When your credit report is reviewed by you, by lenders reviewing existing accounts or by prospective lenders for pre-screening, it is noted as a soft inquiry. The consumer can see these inquiries on their credit report, but no other company can see them. Consequently, these will not affect your credit-based insurance score.

Factors that may influence your score

Favorable factors

  • Long-established credit history
  • No late payments or past-due accounts
  • Open accounts in good standing

Unfavorable factors

  • Past-due payments
  • Accounts in collection
  • A high amount of debt compared to the amount of credit available
  • A short credit history
  • A high number of credit inquiries

Your consumer rights

You can obtain your credit report through TransUnion or LexisNexis and dispute any unwarranted entries. Insurance companies aren't permitted to make any adjustments to your credit report, but will recalculate your credit-based insurance score if information from your credit report is corrected.

The Fair Credit Reporting Act (FCRA) gives you the right to obtain your credit report for free. If you notice inaccurate information, you have the right to contest it and correct your credit history.

Credit inquiries and identity theft

The Fair Credit Reporting Act allows consumers to get a free copy of their credit reports every 12 months, according to the Federal Trade Commission. To monitor inquiries and guard against identity theft, the FTC recommends requesting and reviewing your credit reports from the three major credit bureaus (Equifax, Experian and TransUnion) each year. You can request your credit report at annualcreditreport.com.

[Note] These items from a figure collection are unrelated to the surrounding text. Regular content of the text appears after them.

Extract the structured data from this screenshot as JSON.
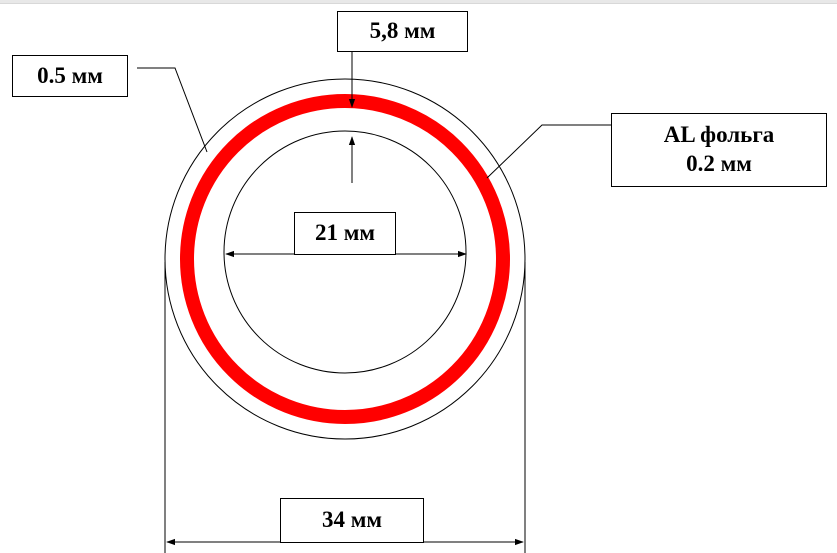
{
  "labels": {
    "wall_thickness": "5,8 мм",
    "outer_layer": "0.5 мм",
    "foil_line1": "AL фольга",
    "foil_line2": "0.2 мм",
    "inner_diameter": "21 мм",
    "outer_diameter": "34 мм"
  },
  "colors": {
    "foil_layer": "#ff0000",
    "lines": "#000000",
    "background": "#ffffff"
  }
}
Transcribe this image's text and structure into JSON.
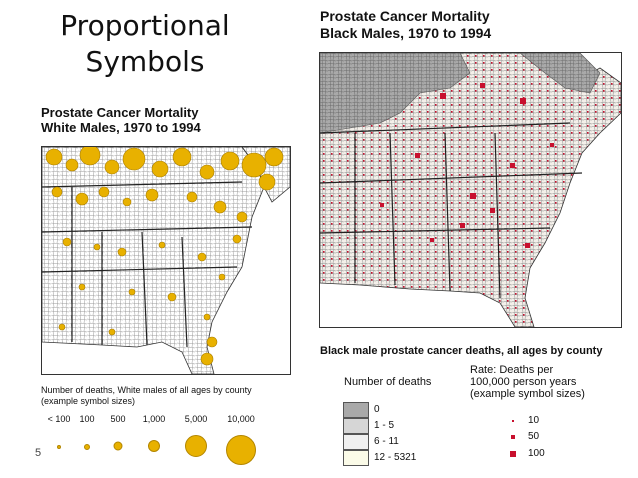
{
  "slide": {
    "title_line1": "Proportional",
    "title_line2": "Symbols",
    "page_number": "5"
  },
  "left_map": {
    "title_line1": "Prostate Cancer Mortality",
    "title_line2": "White Males, 1970 to 1994",
    "legend_line1": "Number of deaths, White males of all ages by county",
    "legend_line2": "(example symbol sizes)",
    "symbol_labels": [
      "< 100",
      "100",
      "500",
      "1,000",
      "5,000",
      "10,000"
    ],
    "symbol_color": "#e8b100"
  },
  "right_map": {
    "title_line1": "Prostate Cancer Mortality",
    "title_line2": "Black Males, 1970 to 1994",
    "legend_heading": "Black male prostate cancer deaths, all ages by county",
    "number_of_deaths_label": "Number of deaths",
    "rate_line1": "Rate: Deaths per",
    "rate_line2": "100,000 person years",
    "rate_line3": "(example symbol sizes)",
    "classes": [
      {
        "label": "0",
        "color": "#a9a9a9"
      },
      {
        "label": "1 - 5",
        "color": "#d6d6d6"
      },
      {
        "label": "6 - 11",
        "color": "#f0f0f0"
      },
      {
        "label": "12 - 5321",
        "color": "#fbfbe8"
      }
    ],
    "rate_values": [
      "10",
      "50",
      "100"
    ],
    "symbol_color": "#c8102e"
  }
}
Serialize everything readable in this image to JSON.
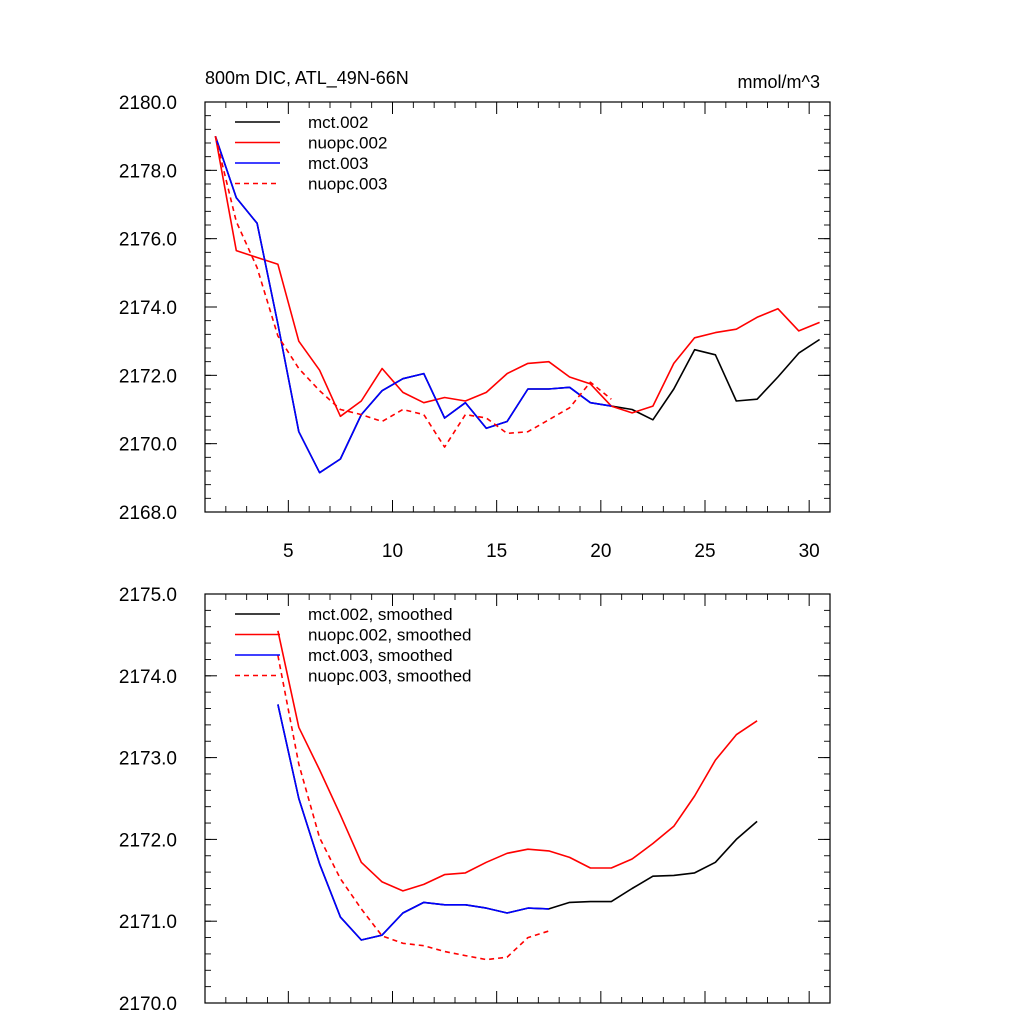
{
  "chart_data": [
    {
      "type": "line",
      "title": "800m DIC, ATL_49N-66N",
      "units": "mmol/m^3",
      "xlim": [
        1,
        31
      ],
      "ylim": [
        2168.0,
        2180.0
      ],
      "xticks": [
        5,
        10,
        15,
        20,
        25,
        30
      ],
      "xtick_labels": [
        "5",
        "10",
        "15",
        "20",
        "25",
        "30"
      ],
      "yticks": [
        2168.0,
        2170.0,
        2172.0,
        2174.0,
        2176.0,
        2178.0,
        2180.0
      ],
      "ytick_labels": [
        "2168.0",
        "2170.0",
        "2172.0",
        "2174.0",
        "2176.0",
        "2178.0",
        "2180.0"
      ],
      "legend_position": "top-left",
      "series": [
        {
          "name": "mct.002",
          "color": "#000000",
          "dash": "solid",
          "x": [
            1.5,
            2.5,
            3.5,
            4.5,
            5.5,
            6.5,
            7.5,
            8.5,
            9.5,
            10.5,
            11.5,
            12.5,
            13.5,
            14.5,
            15.5,
            16.5,
            17.5,
            18.5,
            19.5,
            20.5,
            21.5,
            22.5,
            23.5,
            24.5,
            25.5,
            26.5,
            27.5,
            28.5,
            29.5,
            30.5
          ],
          "y": [
            2179.0,
            2177.2,
            2176.45,
            2173.5,
            2170.35,
            2169.15,
            2169.55,
            2170.85,
            2171.55,
            2171.9,
            2172.05,
            2170.75,
            2171.2,
            2170.45,
            2170.65,
            2171.6,
            2171.6,
            2171.65,
            2171.2,
            2171.1,
            2171.0,
            2170.7,
            2171.6,
            2172.75,
            2172.6,
            2171.25,
            2171.3,
            2171.95,
            2172.65,
            2173.05
          ]
        },
        {
          "name": "nuopc.002",
          "color": "#ff0000",
          "dash": "solid",
          "x": [
            1.5,
            2.5,
            3.5,
            4.5,
            5.5,
            6.5,
            7.5,
            8.5,
            9.5,
            10.5,
            11.5,
            12.5,
            13.5,
            14.5,
            15.5,
            16.5,
            17.5,
            18.5,
            19.5,
            20.5,
            21.5,
            22.5,
            23.5,
            24.5,
            25.5,
            26.5,
            27.5,
            28.5,
            29.5,
            30.5
          ],
          "y": [
            2179.0,
            2175.65,
            2175.45,
            2175.25,
            2173.0,
            2172.15,
            2170.8,
            2171.25,
            2172.2,
            2171.5,
            2171.2,
            2171.35,
            2171.25,
            2171.5,
            2172.05,
            2172.35,
            2172.4,
            2171.95,
            2171.75,
            2171.1,
            2170.9,
            2171.1,
            2172.35,
            2173.1,
            2173.25,
            2173.35,
            2173.7,
            2173.95,
            2173.3,
            2173.55
          ]
        },
        {
          "name": "mct.003",
          "color": "#0000ff",
          "dash": "solid",
          "x": [
            1.5,
            2.5,
            3.5,
            4.5,
            5.5,
            6.5,
            7.5,
            8.5,
            9.5,
            10.5,
            11.5,
            12.5,
            13.5,
            14.5,
            15.5,
            16.5,
            17.5,
            18.5,
            19.5,
            20.5
          ],
          "y": [
            2179.0,
            2177.2,
            2176.45,
            2173.5,
            2170.35,
            2169.15,
            2169.55,
            2170.85,
            2171.55,
            2171.9,
            2172.05,
            2170.75,
            2171.2,
            2170.45,
            2170.65,
            2171.6,
            2171.6,
            2171.65,
            2171.2,
            2171.1
          ]
        },
        {
          "name": "nuopc.003",
          "color": "#ff0000",
          "dash": "dashed",
          "x": [
            1.5,
            2.5,
            3.5,
            4.5,
            5.5,
            6.5,
            7.5,
            8.5,
            9.5,
            10.5,
            11.5,
            12.5,
            13.5,
            14.5,
            15.5,
            16.5,
            17.5,
            18.5,
            19.5,
            20.5
          ],
          "y": [
            2179.0,
            2176.5,
            2175.15,
            2173.15,
            2172.2,
            2171.55,
            2171.0,
            2170.85,
            2170.65,
            2171.0,
            2170.85,
            2169.9,
            2170.85,
            2170.75,
            2170.3,
            2170.35,
            2170.7,
            2171.05,
            2171.8,
            2171.3
          ]
        }
      ]
    },
    {
      "type": "line",
      "xlim": [
        1,
        31
      ],
      "ylim": [
        2170.0,
        2175.0
      ],
      "xticks": [
        5,
        10,
        15,
        20,
        25,
        30
      ],
      "yticks": [
        2170.0,
        2171.0,
        2172.0,
        2173.0,
        2174.0,
        2175.0
      ],
      "ytick_labels": [
        "2170.0",
        "2171.0",
        "2172.0",
        "2173.0",
        "2174.0",
        "2175.0"
      ],
      "legend_position": "top-left",
      "series": [
        {
          "name": "mct.002, smoothed",
          "color": "#000000",
          "dash": "solid",
          "x": [
            4.5,
            5.5,
            6.5,
            7.5,
            8.5,
            9.5,
            10.5,
            11.5,
            12.5,
            13.5,
            14.5,
            15.5,
            16.5,
            17.5,
            18.5,
            19.5,
            20.5,
            21.5,
            22.5,
            23.5,
            24.5,
            25.5,
            26.5,
            27.5
          ],
          "y": [
            2173.65,
            2172.5,
            2171.7,
            2171.05,
            2170.77,
            2170.83,
            2171.1,
            2171.23,
            2171.2,
            2171.2,
            2171.16,
            2171.1,
            2171.16,
            2171.15,
            2171.23,
            2171.24,
            2171.24,
            2171.4,
            2171.55,
            2171.56,
            2171.59,
            2171.72,
            2172.0,
            2172.22
          ]
        },
        {
          "name": "nuopc.002, smoothed",
          "color": "#ff0000",
          "dash": "solid",
          "x": [
            4.5,
            5.5,
            6.5,
            7.5,
            8.5,
            9.5,
            10.5,
            11.5,
            12.5,
            13.5,
            14.5,
            15.5,
            16.5,
            17.5,
            18.5,
            19.5,
            20.5,
            21.5,
            22.5,
            23.5,
            24.5,
            25.5,
            26.5,
            27.5
          ],
          "y": [
            2174.55,
            2173.37,
            2172.85,
            2172.3,
            2171.72,
            2171.48,
            2171.37,
            2171.45,
            2171.57,
            2171.59,
            2171.72,
            2171.83,
            2171.88,
            2171.86,
            2171.78,
            2171.65,
            2171.65,
            2171.76,
            2171.95,
            2172.16,
            2172.53,
            2172.97,
            2173.28,
            2173.45
          ]
        },
        {
          "name": "mct.003, smoothed",
          "color": "#0000ff",
          "dash": "solid",
          "x": [
            4.5,
            5.5,
            6.5,
            7.5,
            8.5,
            9.5,
            10.5,
            11.5,
            12.5,
            13.5,
            14.5,
            15.5,
            16.5,
            17.5
          ],
          "y": [
            2173.65,
            2172.5,
            2171.7,
            2171.05,
            2170.77,
            2170.83,
            2171.1,
            2171.23,
            2171.2,
            2171.2,
            2171.16,
            2171.1,
            2171.16,
            2171.15
          ]
        },
        {
          "name": "nuopc.003, smoothed",
          "color": "#ff0000",
          "dash": "dashed",
          "x": [
            4.5,
            5.5,
            6.5,
            7.5,
            8.5,
            9.5,
            10.5,
            11.5,
            12.5,
            13.5,
            14.5,
            15.5,
            16.5,
            17.5
          ],
          "y": [
            2174.25,
            2172.92,
            2172.02,
            2171.52,
            2171.15,
            2170.82,
            2170.73,
            2170.7,
            2170.63,
            2170.58,
            2170.53,
            2170.56,
            2170.8,
            2170.88
          ]
        }
      ]
    }
  ]
}
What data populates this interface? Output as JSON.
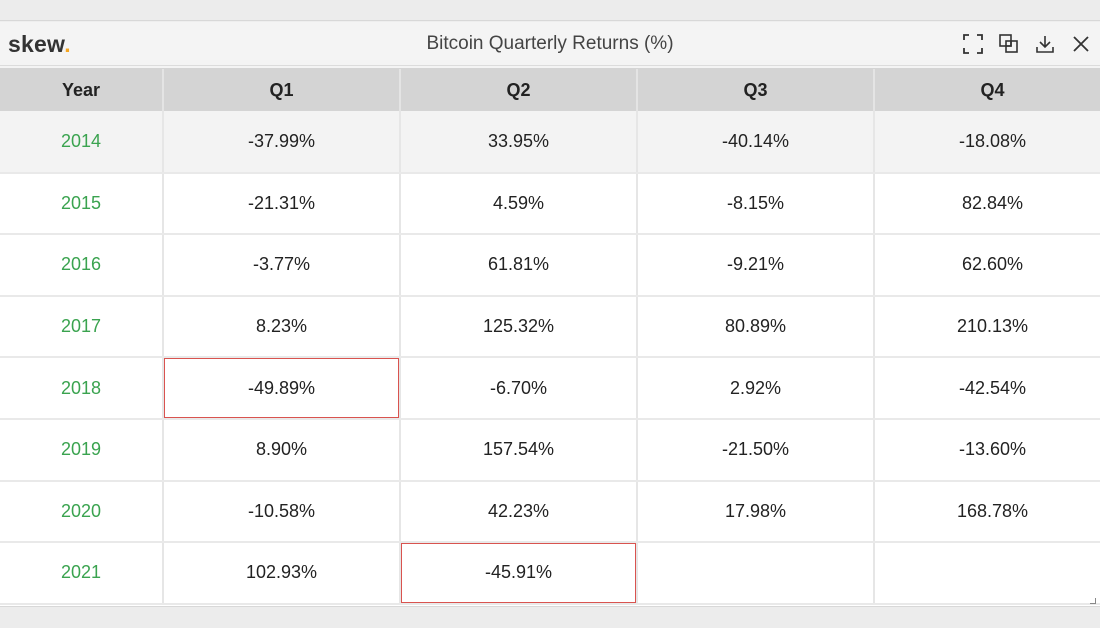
{
  "app": {
    "logo_text": "skew",
    "logo_dot": ".",
    "title": "Bitcoin Quarterly Returns (%)"
  },
  "toolbar": {
    "icons": [
      "fullscreen-icon",
      "copy-icon",
      "download-icon",
      "close-icon"
    ]
  },
  "colors": {
    "year_text": "#3aa34f",
    "highlight_border": "#d9534f",
    "header_bg": "#d4d4d4",
    "logo_dot": "#f5a623"
  },
  "table": {
    "headers": [
      "Year",
      "Q1",
      "Q2",
      "Q3",
      "Q4"
    ],
    "rows": [
      {
        "year": "2014",
        "q1": "-37.99%",
        "q2": "33.95%",
        "q3": "-40.14%",
        "q4": "-18.08%"
      },
      {
        "year": "2015",
        "q1": "-21.31%",
        "q2": "4.59%",
        "q3": "-8.15%",
        "q4": "82.84%"
      },
      {
        "year": "2016",
        "q1": "-3.77%",
        "q2": "61.81%",
        "q3": "-9.21%",
        "q4": "62.60%"
      },
      {
        "year": "2017",
        "q1": "8.23%",
        "q2": "125.32%",
        "q3": "80.89%",
        "q4": "210.13%"
      },
      {
        "year": "2018",
        "q1": "-49.89%",
        "q2": "-6.70%",
        "q3": "2.92%",
        "q4": "-42.54%"
      },
      {
        "year": "2019",
        "q1": "8.90%",
        "q2": "157.54%",
        "q3": "-21.50%",
        "q4": "-13.60%"
      },
      {
        "year": "2020",
        "q1": "-10.58%",
        "q2": "42.23%",
        "q3": "17.98%",
        "q4": "168.78%"
      },
      {
        "year": "2021",
        "q1": "102.93%",
        "q2": "-45.91%",
        "q3": "",
        "q4": ""
      }
    ],
    "highlighted_cells": [
      {
        "row": "2018",
        "col": "q1"
      },
      {
        "row": "2021",
        "col": "q2"
      }
    ]
  }
}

Experian points out that seeing hard inquiries you don't recognize doesn't always mean identity theft. When you are shopping for things like a car loan or mortgage, lenders often send your information to more than one company to try to find the best terms. These companies, and often their abbreviated names or parent companies, will appear on your report, says Experian. If you're unsure of why your report was accessed, call the company directly.

When you see an inquiry on your credit report from a business you don't recognize or you aren't in the process of applying for a major loan, it could be a sign of credit fraud, according to Experian. Finding inquiries for services you haven't applied for may mean someone is applying for credit under your identity.

If you suspect you're a victim of identity theft, the FTC recommends taking immediate action and following these steps:

  1. Put a fraud alert on your credit report by calling one of the three major credit bureaus. This lasts 90 days, is free to do and the bureau you call will alert the other two. When a fraud alert is attached to your report, lenders and businesses have to take extra steps to verify your identity before offering credit.
  2. Contact businesses related to suspicious inquiries or affected accounts. The FTC advises that you ask for receipts and keep records of all communication with these companies.
  3. Submit an identity theft affidavit to the FTC. Use the affidavit report to file a police report ━ and keep a copy. The affidavit and the police report together make up an identity theft report, which can help you remedy the situation with the credit reporting companies, debt collectors and businesses that may have given credit to the thief.